I don’t think his government has figured how to generate growth to finance the broadened social program ambitions. Its class-conscious policies breed class clashes. He lost the plot telling young people not to “blow it” by partying in the pandemic and telling all of us that heat dome deaths were “a part of life.” He has tightened access to information amid the coronavirus. His infrastructure prejudice against non-unionized contractors is an expensive featherbed.

I could go on. There, see: I don’t have a patronage appointment in my future.

An old boss of mine told me that as a journalist you can’t be too impolite to a politician, and it has a nice ring to it at first. After all, the barefaced self-promotion and miserly treatment of truth by the elected is at times nauseous.

But there is much confusion about our leaders between their entitlement to a little privacy and the public right to their professional transparency.

Yes, there is at times hypocrisy in the public pronouncements and private practices by our political figures – and we come and get them – just as there are journalists who know of marital breakdown and second lives lived who restrain from reporting it.

But when it comes to “optics” – how something might look problematic to someone – a highly subjective sanctimony strangely but surely rears its head. The Horgan holiday was an optics issue, not a real one.

Unless, heaven forbid, his team was lying, Horgan was briefed on the dreadful fires and the enervating coronavirus daily. He could do nothing different from his locale than from his desk. There is a time and place to visit devastation and minister sympathy and support, but it is not while it is raging. Horgan would have consumed an absurd portion of professional resources by touring the Interior. And for what? Video, talking points, a concerned frown?

Horgan does not fit into central casting. He thinks aloud, at times off-script, but applies his ideology ethically. He gives as good as he gets in debate and enjoys making friends and regrets making foes in equal measure.
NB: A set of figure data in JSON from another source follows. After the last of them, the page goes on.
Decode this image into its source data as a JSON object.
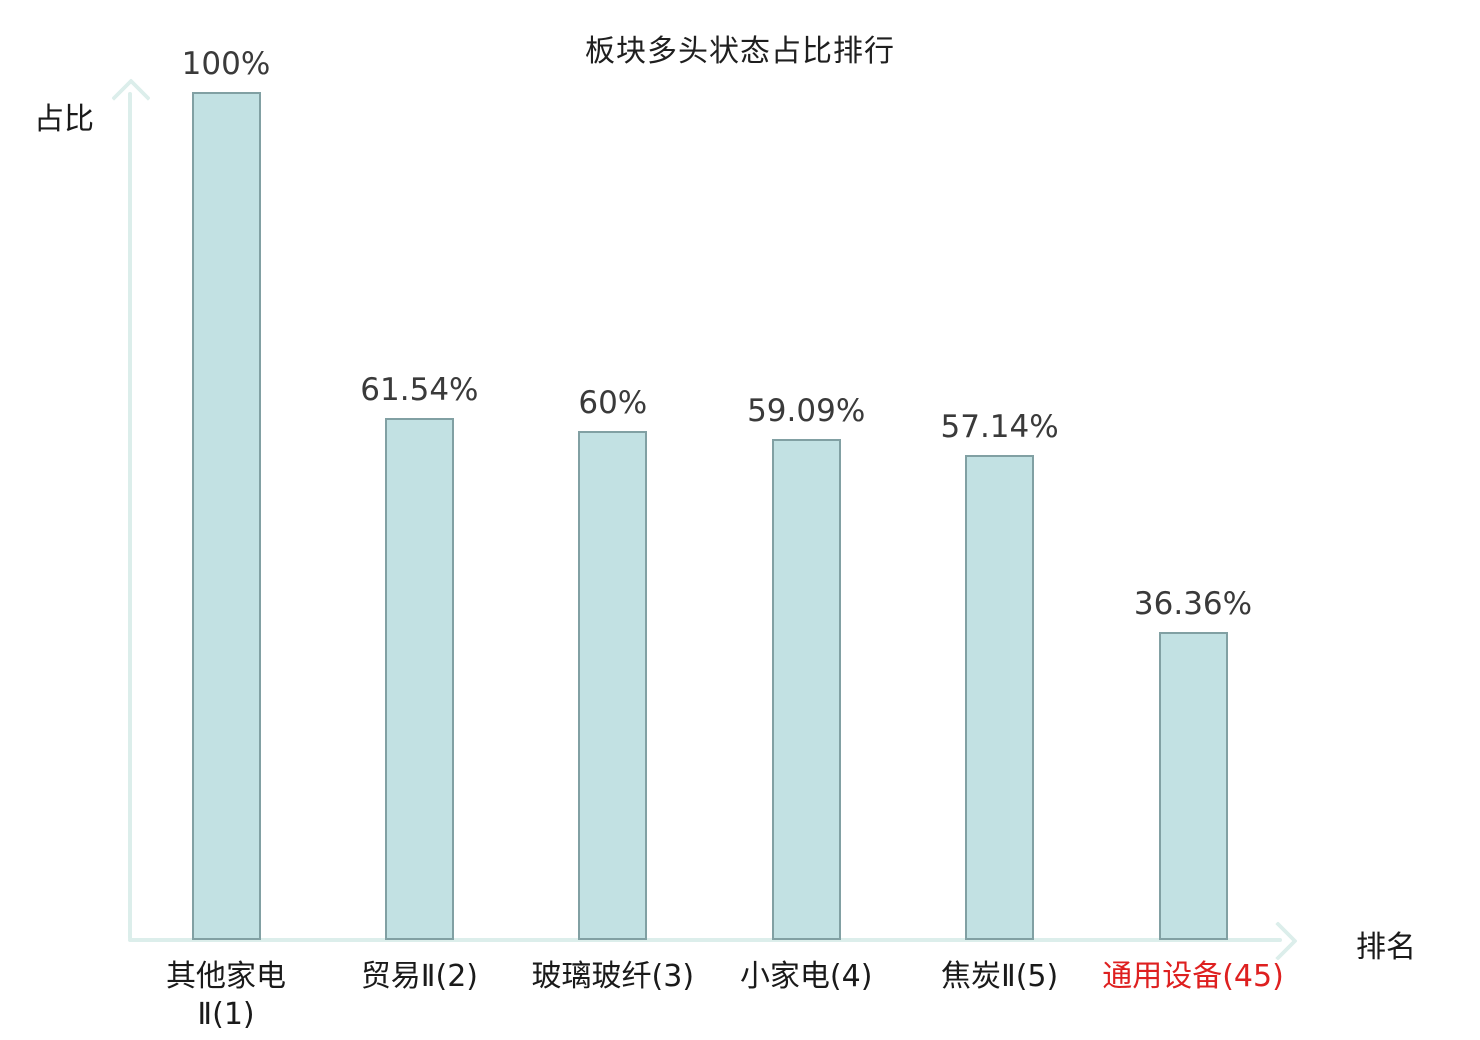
{
  "chart_data": {
    "type": "bar",
    "title": "板块多头状态占比排行",
    "xlabel": "排名",
    "ylabel": "占比",
    "categories": [
      "其他家电Ⅱ(1)",
      "贸易Ⅱ(2)",
      "玻璃玻纤(3)",
      "小家电(4)",
      "焦炭Ⅱ(5)",
      "通用设备(45)"
    ],
    "x_tick_display": [
      "其他家电\nⅡ(1)",
      "贸易Ⅱ(2)",
      "玻璃玻纤(3)",
      "小家电(4)",
      "焦炭Ⅱ(5)",
      "通用设备(45)"
    ],
    "values": [
      100,
      61.54,
      60,
      59.09,
      57.14,
      36.36
    ],
    "value_labels": [
      "100%",
      "61.54%",
      "60%",
      "59.09%",
      "57.14%",
      "36.36%"
    ],
    "ylim": [
      0,
      100
    ],
    "grid": false,
    "legend": null,
    "highlight_index": 5,
    "colors": {
      "bar_fill": "#c2e1e3",
      "bar_border": "#81a0a3",
      "axis": "#dceeeb",
      "value_text": "#3a3a3a",
      "tick_text": "#1a1a1a",
      "highlight_text": "#de2020",
      "title_text": "#1f1f1f"
    }
  }
}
His perceived transgression was not in the same league as, say, former Ontario finance minister Rod Phillips, whose staff recorded and posted his Christmas fireside message while he was in the Caribbean in COVID. It is also a lesser version of former Vancouver mayor Gregor Robertson’s 2017 Mexican vacation, mainly because Vancouver was ineptly handling the snow.

Horgan was on the case and experienced professionals were on the frontline.

If that isn’t good enough, then the public gets what it deserves when people decide standing for office is to submit to unreasonable expectation. •

Kirk LaPointe is publisher and editor-in-chief of BIV and vice-president, editorial, of Glacier Media.